After a few months, Indra starts a new life, while Badhra sees him from afar, revealing that he will exact revenge later, and disappears. Nagendra tells Indra that he started investigating Mathi's death and will catch the culprit soon, not knowing that Indra is the culprit.

== Production ==
Jailer (2023) fame Vasanth Ravi, who last appeared in Weapon (2024) announced his seventh project with debutant director Sabarish Nanda, through a first-look poster that was released on 15 December 2023. The film stars Mehreen Pirzada as the female lead, alongside Sunil, Anikha Surendran and Kalyan playing important roles. The film is jointly produced by Jaffar Sadiq and Irfan Malik under JSM Productions and Emperor Entertainment banners, respectively.
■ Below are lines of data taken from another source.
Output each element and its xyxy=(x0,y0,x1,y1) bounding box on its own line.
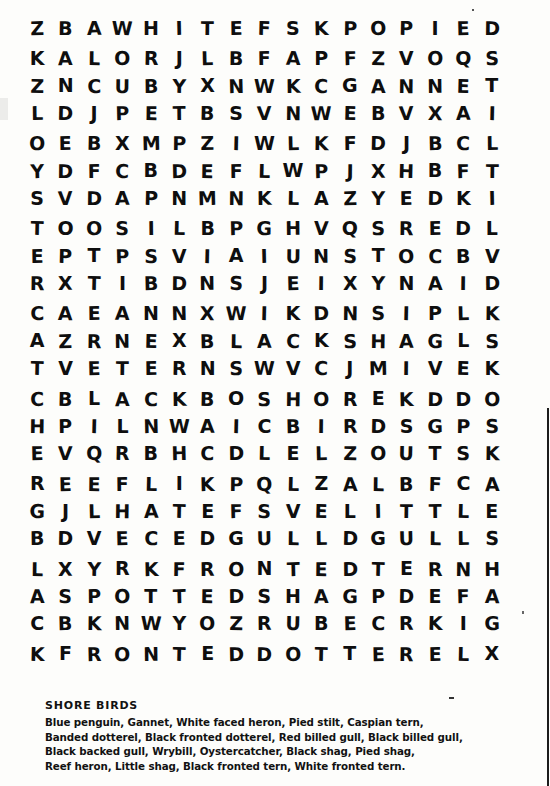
grid-cell[interactable]: L xyxy=(364,469,393,498)
grid-cell[interactable]: W xyxy=(136,609,165,638)
grid-cell[interactable]: Z xyxy=(335,439,364,468)
grid-cell[interactable]: B xyxy=(392,469,421,498)
grid-cell[interactable]: S xyxy=(392,412,420,440)
grid-cell[interactable]: Y xyxy=(364,269,393,298)
grid-cell[interactable]: E xyxy=(421,639,450,668)
grid-cell[interactable]: M xyxy=(193,184,222,213)
grid-cell[interactable]: D xyxy=(222,639,251,668)
grid-cell[interactable]: S xyxy=(222,269,251,298)
grid-cell[interactable]: X xyxy=(193,299,222,328)
grid-cell[interactable]: T xyxy=(392,497,421,526)
grid-cell[interactable]: F xyxy=(335,129,364,158)
grid-cell[interactable]: W xyxy=(250,72,279,101)
grid-cell[interactable]: P xyxy=(335,14,364,43)
grid-cell[interactable]: C xyxy=(278,326,307,355)
grid-cell[interactable]: K xyxy=(165,384,194,413)
grid-cell[interactable]: S xyxy=(250,497,279,526)
grid-cell[interactable]: D xyxy=(165,156,194,185)
grid-cell[interactable]: D xyxy=(335,554,364,583)
grid-cell[interactable]: Y xyxy=(165,609,193,637)
grid-cell[interactable]: Z xyxy=(307,470,335,498)
grid-cell[interactable]: L xyxy=(79,497,108,526)
grid-cell[interactable]: L xyxy=(23,99,52,128)
grid-cell[interactable]: G xyxy=(420,412,449,441)
grid-cell[interactable]: Q xyxy=(336,214,364,242)
grid-cell[interactable]: D xyxy=(80,184,109,213)
grid-cell[interactable]: O xyxy=(108,582,137,611)
grid-cell[interactable]: D xyxy=(250,639,279,668)
grid-cell[interactable]: V xyxy=(392,44,421,73)
grid-cell[interactable]: L xyxy=(278,129,307,158)
grid-cell[interactable]: E xyxy=(136,326,165,355)
grid-cell[interactable]: H xyxy=(23,412,52,441)
grid-cell[interactable]: V xyxy=(279,497,308,526)
grid-cell[interactable]: N xyxy=(165,299,194,328)
grid-cell[interactable]: N xyxy=(335,299,364,328)
grid-cell[interactable]: I xyxy=(307,269,336,298)
grid-cell[interactable]: E xyxy=(364,639,393,668)
grid-cell[interactable]: R xyxy=(23,269,52,298)
grid-cell[interactable]: K xyxy=(478,354,506,382)
grid-cell[interactable]: F xyxy=(108,469,137,498)
grid-cell[interactable]: T xyxy=(137,582,165,610)
grid-cell[interactable]: T xyxy=(421,497,450,526)
grid-cell[interactable]: J xyxy=(80,99,108,127)
grid-cell[interactable]: F xyxy=(222,157,251,186)
grid-cell[interactable]: C xyxy=(136,524,165,553)
grid-cell[interactable]: F xyxy=(449,582,478,611)
grid-cell[interactable]: L xyxy=(222,327,251,356)
grid-cell[interactable]: E xyxy=(193,157,222,186)
grid-cell[interactable]: R xyxy=(420,554,449,583)
grid-cell[interactable]: B xyxy=(193,384,222,413)
grid-cell[interactable]: C xyxy=(449,470,477,498)
grid-cell[interactable]: O xyxy=(51,214,79,242)
grid-cell[interactable]: P xyxy=(136,184,165,213)
grid-cell[interactable]: T xyxy=(478,72,506,100)
grid-cell[interactable]: A xyxy=(477,582,506,611)
grid-cell[interactable]: O xyxy=(279,639,308,668)
grid-cell[interactable]: C xyxy=(364,609,393,638)
grid-cell[interactable]: P xyxy=(108,241,137,270)
grid-cell[interactable]: E xyxy=(79,354,108,383)
grid-cell[interactable]: E xyxy=(108,524,137,553)
grid-cell[interactable]: D xyxy=(335,524,364,553)
grid-cell[interactable]: Z xyxy=(51,326,80,355)
grid-cell[interactable]: K xyxy=(420,609,449,638)
grid-cell[interactable]: T xyxy=(165,497,194,526)
grid-cell[interactable]: I xyxy=(222,412,251,441)
grid-cell[interactable]: P xyxy=(364,582,393,611)
grid-cell[interactable]: I xyxy=(136,214,165,243)
grid-cell[interactable]: S xyxy=(51,582,80,611)
grid-cell[interactable]: N xyxy=(449,554,478,583)
grid-cell[interactable]: D xyxy=(392,582,421,611)
grid-cell[interactable]: U xyxy=(278,609,307,638)
grid-cell[interactable]: A xyxy=(307,184,335,212)
grid-cell[interactable]: N xyxy=(108,327,137,356)
grid-cell[interactable]: R xyxy=(335,412,364,441)
grid-cell[interactable]: E xyxy=(449,71,478,100)
grid-cell[interactable]: T xyxy=(336,640,364,668)
grid-cell[interactable]: T xyxy=(23,214,52,243)
grid-cell[interactable]: K xyxy=(193,469,222,498)
grid-cell[interactable]: A xyxy=(23,327,51,355)
grid-cell[interactable]: W xyxy=(108,14,137,43)
grid-cell[interactable]: G xyxy=(250,214,279,243)
grid-cell[interactable]: D xyxy=(51,99,80,128)
grid-cell[interactable]: B xyxy=(23,524,52,553)
grid-cell[interactable]: R xyxy=(80,327,109,356)
grid-cell[interactable]: E xyxy=(23,242,52,271)
grid-cell[interactable]: C xyxy=(307,71,336,100)
grid-cell[interactable]: N xyxy=(136,412,165,441)
grid-cell[interactable]: I xyxy=(449,609,477,637)
grid-cell[interactable]: E xyxy=(136,99,165,128)
grid-cell[interactable]: I xyxy=(307,412,336,441)
grid-cell[interactable]: N xyxy=(307,242,336,271)
grid-cell[interactable]: O xyxy=(193,609,222,638)
grid-cell[interactable]: K xyxy=(307,327,335,355)
grid-cell[interactable]: L xyxy=(279,524,308,553)
grid-cell[interactable]: I xyxy=(364,497,393,526)
grid-cell[interactable]: T xyxy=(477,157,506,186)
grid-cell[interactable]: K xyxy=(250,184,279,213)
grid-cell[interactable]: X xyxy=(165,327,193,355)
grid-cell[interactable]: B xyxy=(51,14,80,43)
grid-cell[interactable]: X xyxy=(193,72,221,100)
grid-cell[interactable]: T xyxy=(278,554,307,583)
grid-cell[interactable]: Q xyxy=(80,439,109,468)
grid-cell[interactable]: L xyxy=(477,129,506,158)
grid-cell[interactable]: U xyxy=(250,524,279,553)
grid-cell[interactable]: D xyxy=(165,269,194,298)
grid-cell[interactable]: C xyxy=(79,71,108,100)
grid-cell[interactable]: K xyxy=(23,639,52,668)
grid-cell[interactable]: E xyxy=(80,299,109,328)
grid-cell[interactable]: L xyxy=(307,439,336,468)
grid-cell[interactable]: H xyxy=(108,497,137,526)
grid-cell[interactable]: A xyxy=(23,582,52,611)
grid-cell[interactable]: M xyxy=(136,129,165,158)
grid-cell[interactable]: Q xyxy=(449,44,477,72)
grid-cell[interactable]: A xyxy=(108,384,137,413)
grid-cell[interactable]: A xyxy=(278,44,307,73)
grid-cell[interactable]: L xyxy=(278,184,307,213)
grid-cell[interactable]: V xyxy=(165,242,194,271)
grid-cell[interactable]: I xyxy=(108,269,136,297)
grid-cell[interactable]: A xyxy=(136,497,165,526)
grid-cell[interactable]: P xyxy=(421,299,449,327)
grid-cell[interactable]: C xyxy=(23,384,52,413)
grid-cell[interactable]: S xyxy=(477,326,506,355)
grid-cell[interactable]: D xyxy=(477,269,506,298)
grid-cell[interactable]: N xyxy=(193,269,222,298)
grid-cell[interactable]: E xyxy=(51,129,80,158)
grid-cell[interactable]: D xyxy=(364,129,393,158)
grid-cell[interactable]: A xyxy=(449,99,478,128)
grid-cell[interactable]: P xyxy=(222,214,251,243)
grid-cell[interactable]: O xyxy=(364,439,393,468)
grid-cell[interactable]: O xyxy=(108,44,137,73)
grid-cell[interactable]: L xyxy=(449,524,478,553)
grid-cell[interactable]: K xyxy=(136,554,165,583)
grid-cell[interactable]: E xyxy=(23,439,52,468)
grid-cell[interactable]: Z xyxy=(23,71,52,100)
grid-cell[interactable]: C xyxy=(23,299,52,328)
grid-cell[interactable]: Z xyxy=(193,129,222,158)
grid-cell[interactable]: A xyxy=(193,412,222,441)
grid-cell[interactable]: W xyxy=(279,157,307,185)
grid-cell[interactable]: L xyxy=(108,412,136,440)
grid-cell[interactable]: S xyxy=(136,242,165,271)
grid-cell[interactable]: F xyxy=(165,554,194,583)
grid-cell[interactable]: G xyxy=(23,497,52,526)
grid-cell[interactable]: P xyxy=(392,14,421,43)
grid-cell[interactable]: C xyxy=(193,439,222,468)
grid-cell[interactable]: D xyxy=(51,157,80,186)
grid-cell[interactable]: V xyxy=(477,241,506,270)
grid-cell[interactable]: R xyxy=(136,44,165,73)
grid-cell[interactable]: N xyxy=(250,555,278,583)
grid-cell[interactable]: S xyxy=(222,99,250,127)
grid-cell[interactable]: A xyxy=(335,469,364,498)
grid-cell[interactable]: L xyxy=(250,439,279,468)
grid-cell[interactable]: S xyxy=(335,326,364,355)
grid-cell[interactable]: L xyxy=(449,497,478,526)
grid-cell[interactable]: T xyxy=(165,639,194,668)
grid-cell[interactable]: B xyxy=(79,129,108,158)
grid-cell[interactable]: E xyxy=(222,14,251,43)
grid-cell[interactable]: E xyxy=(335,609,364,638)
grid-cell[interactable]: O xyxy=(477,384,506,413)
grid-cell[interactable]: C xyxy=(307,354,336,383)
grid-cell[interactable]: S xyxy=(108,214,137,243)
grid-cell[interactable]: A xyxy=(477,469,506,498)
grid-cell[interactable]: N xyxy=(392,269,420,297)
grid-cell[interactable]: P xyxy=(307,156,336,185)
grid-cell[interactable]: P xyxy=(449,412,478,441)
grid-cell[interactable]: Q xyxy=(250,469,279,498)
grid-cell[interactable]: K xyxy=(307,14,336,43)
grid-cell[interactable]: N xyxy=(137,299,165,327)
grid-cell[interactable]: E xyxy=(193,640,221,668)
grid-cell[interactable]: V xyxy=(51,184,80,213)
grid-cell[interactable]: L xyxy=(136,469,165,498)
grid-cell[interactable]: D xyxy=(307,299,336,328)
grid-cell[interactable]: I xyxy=(165,14,194,43)
grid-cell[interactable]: W xyxy=(250,354,279,383)
grid-cell[interactable]: V xyxy=(392,99,421,128)
grid-cell[interactable]: S xyxy=(449,439,478,468)
grid-cell[interactable]: O xyxy=(392,241,421,270)
grid-cell[interactable]: B xyxy=(193,214,221,242)
grid-cell[interactable]: E xyxy=(335,99,364,128)
grid-cell[interactable]: S xyxy=(364,299,393,328)
grid-cell[interactable]: N xyxy=(279,99,308,128)
grid-cell[interactable]: P xyxy=(108,99,137,128)
grid-cell[interactable]: N xyxy=(193,354,221,382)
grid-cell[interactable]: B xyxy=(193,99,222,128)
grid-cell[interactable]: F xyxy=(420,469,449,498)
grid-cell[interactable]: V xyxy=(51,439,80,468)
grid-cell[interactable]: L xyxy=(307,524,336,553)
grid-cell[interactable]: A xyxy=(420,269,449,298)
grid-cell[interactable]: P xyxy=(165,129,194,158)
grid-cell[interactable]: P xyxy=(307,44,335,72)
grid-cell[interactable]: E xyxy=(165,524,194,553)
grid-cell[interactable]: E xyxy=(193,582,222,611)
grid-cell[interactable]: L xyxy=(336,497,364,525)
grid-cell[interactable]: T xyxy=(80,242,108,270)
grid-cell[interactable]: A xyxy=(250,327,279,356)
grid-cell[interactable]: N xyxy=(165,184,193,212)
grid-cell[interactable]: A xyxy=(80,14,109,43)
grid-cell[interactable]: B xyxy=(51,609,80,638)
grid-cell[interactable]: X xyxy=(108,129,136,157)
grid-cell[interactable]: G xyxy=(222,524,250,552)
grid-cell[interactable]: W xyxy=(165,412,194,441)
grid-cell[interactable]: N xyxy=(222,184,251,213)
grid-cell[interactable]: D xyxy=(449,384,478,413)
grid-cell[interactable]: S xyxy=(222,354,251,383)
grid-cell[interactable]: N xyxy=(421,72,450,101)
grid-cell[interactable]: V xyxy=(250,99,279,128)
grid-cell[interactable]: K xyxy=(307,129,336,158)
grid-cell[interactable]: V xyxy=(51,354,79,382)
grid-cell[interactable]: E xyxy=(136,354,165,383)
grid-cell[interactable]: P xyxy=(80,582,109,611)
grid-cell[interactable]: O xyxy=(222,385,250,413)
grid-cell[interactable]: B xyxy=(278,412,307,441)
grid-cell[interactable]: E xyxy=(80,469,109,498)
grid-cell[interactable]: H xyxy=(279,582,307,610)
grid-cell[interactable]: J xyxy=(165,44,193,72)
grid-cell[interactable]: I xyxy=(165,470,193,498)
grid-cell[interactable]: S xyxy=(23,184,51,212)
grid-cell[interactable]: N xyxy=(51,72,79,100)
grid-cell[interactable]: Y xyxy=(79,554,108,583)
grid-cell[interactable]: H xyxy=(279,214,308,243)
grid-cell[interactable]: B xyxy=(137,157,165,185)
grid-cell[interactable]: K xyxy=(477,299,506,328)
grid-cell[interactable]: W xyxy=(250,129,278,157)
grid-cell[interactable]: E xyxy=(392,555,420,583)
grid-cell[interactable]: L xyxy=(278,469,307,498)
grid-cell[interactable]: L xyxy=(23,554,52,583)
grid-cell[interactable]: E xyxy=(307,497,336,526)
grid-cell[interactable]: K xyxy=(392,384,421,413)
grid-cell[interactable]: Z xyxy=(23,14,52,43)
grid-cell[interactable]: B xyxy=(420,129,449,158)
grid-cell[interactable]: B xyxy=(193,326,222,355)
grid-cell[interactable]: S xyxy=(477,412,506,441)
grid-cell[interactable]: U xyxy=(392,524,421,553)
grid-cell[interactable]: R xyxy=(165,354,194,383)
grid-cell[interactable]: I xyxy=(193,241,222,270)
grid-cell[interactable]: H xyxy=(279,384,308,413)
grid-cell[interactable]: F xyxy=(449,156,478,185)
grid-cell[interactable]: D xyxy=(193,524,222,553)
grid-cell[interactable]: B xyxy=(51,384,80,413)
grid-cell[interactable]: F xyxy=(250,14,279,43)
grid-cell[interactable]: B xyxy=(222,44,251,73)
grid-cell[interactable]: J xyxy=(336,354,364,382)
grid-cell[interactable]: V xyxy=(421,354,450,383)
grid-cell[interactable]: M xyxy=(364,354,393,383)
grid-cell[interactable]: T xyxy=(165,99,194,128)
grid-cell[interactable]: I xyxy=(250,299,279,328)
grid-cell[interactable]: W xyxy=(307,99,336,128)
grid-cell[interactable]: J xyxy=(51,497,79,525)
grid-cell[interactable]: R xyxy=(250,609,279,638)
grid-cell[interactable]: G xyxy=(336,72,364,100)
grid-cell[interactable]: O xyxy=(222,554,251,583)
grid-cell[interactable]: A xyxy=(307,582,336,611)
grid-cell[interactable]: G xyxy=(364,524,392,552)
grid-cell[interactable]: X xyxy=(51,554,80,583)
grid-cell[interactable]: O xyxy=(420,44,449,73)
grid-cell[interactable]: R xyxy=(392,609,421,638)
grid-cell[interactable]: P xyxy=(51,412,80,441)
grid-cell[interactable]: B xyxy=(137,439,165,467)
grid-cell[interactable]: O xyxy=(364,14,393,43)
grid-cell[interactable]: O xyxy=(23,129,52,158)
grid-cell[interactable]: R xyxy=(193,554,222,583)
grid-cell[interactable]: U xyxy=(108,72,137,101)
grid-cell[interactable]: K xyxy=(279,72,308,101)
grid-cell[interactable]: B xyxy=(136,269,165,298)
grid-cell[interactable]: B xyxy=(449,242,478,271)
grid-cell[interactable]: S xyxy=(364,214,393,243)
grid-cell[interactable]: I xyxy=(250,241,279,270)
grid-cell[interactable]: X xyxy=(335,269,364,298)
grid-cell[interactable]: L xyxy=(449,299,478,328)
grid-cell[interactable]: Z xyxy=(222,609,251,638)
grid-cell[interactable]: E xyxy=(449,354,478,383)
grid-cell[interactable]: E xyxy=(278,269,307,298)
grid-cell[interactable]: N xyxy=(136,639,165,668)
grid-cell[interactable]: F xyxy=(80,157,109,186)
grid-cell[interactable]: D xyxy=(421,384,450,413)
grid-cell[interactable]: A xyxy=(51,44,80,73)
grid-cell[interactable]: E xyxy=(279,439,307,467)
grid-cell[interactable]: I xyxy=(449,269,478,298)
grid-cell[interactable]: K xyxy=(279,299,307,327)
grid-cell[interactable]: Y xyxy=(364,184,393,213)
grid-cell[interactable]: I xyxy=(421,14,449,42)
grid-cell[interactable]: H xyxy=(137,14,165,42)
grid-cell[interactable]: A xyxy=(364,71,393,100)
grid-cell[interactable]: R xyxy=(108,439,137,468)
grid-cell[interactable]: C xyxy=(421,242,450,271)
grid-cell[interactable]: D xyxy=(222,439,251,468)
grid-cell[interactable]: T xyxy=(421,439,449,467)
grid-cell[interactable]: I xyxy=(392,299,421,328)
grid-cell[interactable]: V xyxy=(80,524,108,552)
grid-cell[interactable]: L xyxy=(449,327,477,355)
grid-cell[interactable]: U xyxy=(279,242,308,271)
grid-cell[interactable]: F xyxy=(250,44,279,73)
grid-cell[interactable]: R xyxy=(392,214,421,243)
grid-cell[interactable]: B xyxy=(364,99,392,127)
grid-cell[interactable]: R xyxy=(335,384,364,413)
grid-cell[interactable]: I xyxy=(79,412,108,441)
grid-cell[interactable]: C xyxy=(136,384,165,413)
grid-cell[interactable]: A xyxy=(51,299,80,328)
grid-cell[interactable]: G xyxy=(477,609,506,638)
grid-cell[interactable]: T xyxy=(23,354,52,383)
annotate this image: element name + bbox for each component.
The technical team consists of cinematographer Prabu Raghav, editor Praveen K. L., and music composer Ajmal Tahseen.

== Music ==

The film has music composed by Soppana Sundari (2023) fame Ajmal Tahseen. The first single "Oorum" was released on 30 July 2025.

| No. | Title | Lyrics | Singer(s) | Length |
|---|---|---|---|---|
| 1. | "Oorum" | Haja Mohideen | Kapil Kapilan, Ajmal Tahseen |  |
| 2. | "Uyire" | T Suriavelan, Ajmal Tahseen | Ajmal Tahseen |  |
| 3. | "Nee Indri" | Mydeen | Aditya RK |  |
| 4. | "Yeman Yaaru" | Dev | ADK, Ajmal Tahseen |  |

== Release ==
Indra was released in theatres on 22 August 2025 and OTT release in Sun NXT was on 19 September 2025.

== Reception ==
Anusha Sundar of OTT Play gave 1.5/5 stars and wrote "Indra doesn’t attempt to stand out uniquely in the plethora of crime thrillers that hit screens every week. With little efforts have gone into the writing, the subpar making and performances leave the film less enjoyable and intrigued." Prashanth Vallavan of Cinema Express gave 2.5/5 stars and wrote "Indra has enough to keep you engaged but not enough to leave an impact. While it fails to identify the wealth of themes and psychological layers in its story, the film also resorts to stale genre conventions." "[...] Indra’ could have been a taut thriller had it indulged in the emotions instead of barely scratching the surface."